The Reversed Field Pinch (RFP) device has nowadays achieved the Quasi Single Helicity (QSH) scenario as its standard way of operation. This magnetic configuration features a central plasma volume with good magnetic surfaces and appearance of transport barriers with reduced heat transport. In such plasmas microturbulence is invoked as responsible for a non-negligible level of transport beyond collisional limits, as for the other classes of toroidal fusion devices. Recently, a theoretical stability analysis of microtearing modes in RFP, performed by means of the GS2 code, indeed revealed the QSH states to be prone to microtearing modes. In striking contrast with the body of theoretical work on microturbulence in fusion plasmas, the number of experimental investigations is fairly limited; most proofs about the existence of the microturbulence are indeed deduced from measurements of largescale quantities (profiles, fluxes, flows, etc...), and a number of supplementary hypotheses to link the micro- and the macro-scales are needed. We provide here the first direct observations in laboratory plasma of the presence of microtearing modes in the plasma core. The measurements are carried out in the RFX-mod device by means of a system of in-vessel probes located at the wall, capable of detecting magnetic fluctuations with high time and space resolution.
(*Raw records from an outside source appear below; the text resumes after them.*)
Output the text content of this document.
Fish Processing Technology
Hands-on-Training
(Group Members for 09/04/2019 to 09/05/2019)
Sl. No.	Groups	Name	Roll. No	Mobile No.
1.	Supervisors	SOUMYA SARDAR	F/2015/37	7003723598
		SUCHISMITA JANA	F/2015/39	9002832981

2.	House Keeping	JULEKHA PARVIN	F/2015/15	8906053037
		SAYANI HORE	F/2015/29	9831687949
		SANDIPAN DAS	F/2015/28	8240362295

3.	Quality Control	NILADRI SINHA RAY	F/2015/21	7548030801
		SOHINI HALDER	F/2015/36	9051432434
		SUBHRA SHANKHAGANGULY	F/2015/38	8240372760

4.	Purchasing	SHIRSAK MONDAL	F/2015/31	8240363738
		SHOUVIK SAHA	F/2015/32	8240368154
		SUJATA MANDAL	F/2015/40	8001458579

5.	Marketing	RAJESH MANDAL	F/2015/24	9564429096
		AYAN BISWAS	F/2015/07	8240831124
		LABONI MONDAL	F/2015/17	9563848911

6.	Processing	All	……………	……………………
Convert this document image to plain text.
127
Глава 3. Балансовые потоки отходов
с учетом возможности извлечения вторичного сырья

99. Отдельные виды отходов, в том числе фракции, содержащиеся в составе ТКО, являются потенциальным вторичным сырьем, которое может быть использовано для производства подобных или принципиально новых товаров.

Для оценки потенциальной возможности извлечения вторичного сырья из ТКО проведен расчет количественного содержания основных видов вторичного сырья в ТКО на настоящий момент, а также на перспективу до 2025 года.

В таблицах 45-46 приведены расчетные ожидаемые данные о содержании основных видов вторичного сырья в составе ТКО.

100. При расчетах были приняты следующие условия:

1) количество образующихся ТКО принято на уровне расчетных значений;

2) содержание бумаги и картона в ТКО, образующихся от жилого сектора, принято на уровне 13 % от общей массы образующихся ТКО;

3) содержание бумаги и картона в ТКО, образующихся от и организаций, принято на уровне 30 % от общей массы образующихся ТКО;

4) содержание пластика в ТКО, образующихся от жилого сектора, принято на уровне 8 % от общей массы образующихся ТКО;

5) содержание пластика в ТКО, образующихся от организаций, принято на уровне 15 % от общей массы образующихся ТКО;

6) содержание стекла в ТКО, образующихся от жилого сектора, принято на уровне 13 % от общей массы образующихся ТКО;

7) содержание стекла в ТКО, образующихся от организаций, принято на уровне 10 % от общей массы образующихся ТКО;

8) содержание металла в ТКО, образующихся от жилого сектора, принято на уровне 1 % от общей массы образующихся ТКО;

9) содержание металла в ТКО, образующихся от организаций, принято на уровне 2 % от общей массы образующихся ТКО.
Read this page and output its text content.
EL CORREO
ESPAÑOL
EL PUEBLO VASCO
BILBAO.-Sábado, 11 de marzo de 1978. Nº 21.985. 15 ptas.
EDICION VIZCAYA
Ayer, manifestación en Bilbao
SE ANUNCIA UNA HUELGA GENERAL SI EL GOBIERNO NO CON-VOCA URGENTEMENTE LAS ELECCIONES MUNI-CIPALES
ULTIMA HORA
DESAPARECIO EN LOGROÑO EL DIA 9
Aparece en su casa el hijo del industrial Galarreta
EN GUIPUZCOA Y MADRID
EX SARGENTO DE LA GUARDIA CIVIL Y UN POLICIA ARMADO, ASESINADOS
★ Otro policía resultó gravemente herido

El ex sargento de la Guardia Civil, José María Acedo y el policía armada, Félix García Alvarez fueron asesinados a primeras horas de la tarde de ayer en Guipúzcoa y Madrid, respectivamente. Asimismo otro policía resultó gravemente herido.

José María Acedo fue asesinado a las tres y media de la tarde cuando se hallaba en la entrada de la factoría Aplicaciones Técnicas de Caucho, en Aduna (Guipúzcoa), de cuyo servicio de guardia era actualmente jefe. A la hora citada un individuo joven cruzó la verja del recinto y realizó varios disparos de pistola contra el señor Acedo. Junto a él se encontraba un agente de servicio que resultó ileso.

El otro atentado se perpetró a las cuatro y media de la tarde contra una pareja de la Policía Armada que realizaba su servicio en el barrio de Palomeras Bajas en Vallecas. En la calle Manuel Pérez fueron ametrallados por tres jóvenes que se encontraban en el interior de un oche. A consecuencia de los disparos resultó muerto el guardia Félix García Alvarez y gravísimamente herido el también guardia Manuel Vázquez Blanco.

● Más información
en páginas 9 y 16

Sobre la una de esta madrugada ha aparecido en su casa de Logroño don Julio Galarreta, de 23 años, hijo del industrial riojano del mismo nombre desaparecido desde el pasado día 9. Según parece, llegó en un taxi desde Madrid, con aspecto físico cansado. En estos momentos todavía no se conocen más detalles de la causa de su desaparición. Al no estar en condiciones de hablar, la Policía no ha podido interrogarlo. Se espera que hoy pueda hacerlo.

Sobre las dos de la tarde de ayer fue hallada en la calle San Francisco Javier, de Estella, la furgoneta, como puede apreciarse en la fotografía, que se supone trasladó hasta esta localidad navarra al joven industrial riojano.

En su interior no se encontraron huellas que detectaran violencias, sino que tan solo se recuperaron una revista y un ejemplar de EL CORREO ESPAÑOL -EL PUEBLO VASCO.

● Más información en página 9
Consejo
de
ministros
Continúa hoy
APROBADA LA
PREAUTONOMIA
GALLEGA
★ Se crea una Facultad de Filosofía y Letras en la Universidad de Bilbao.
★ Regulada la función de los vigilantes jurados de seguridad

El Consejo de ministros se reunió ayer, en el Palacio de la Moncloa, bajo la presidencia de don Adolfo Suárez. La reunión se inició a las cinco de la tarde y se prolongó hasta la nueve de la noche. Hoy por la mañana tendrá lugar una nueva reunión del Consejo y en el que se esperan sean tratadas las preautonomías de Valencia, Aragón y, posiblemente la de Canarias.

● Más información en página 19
Small-scale electromagnetic modes are revealed during the helical states of the plasma; their amplitude is well correlated to the electron temperature gradient strength in the core. The identification of such instabilities in terms of microtearing modes derives from the comparison of experimental data with dedicated linear gyrokinetic simulations. The possible effect on heat transport in RFP plasma is discussed.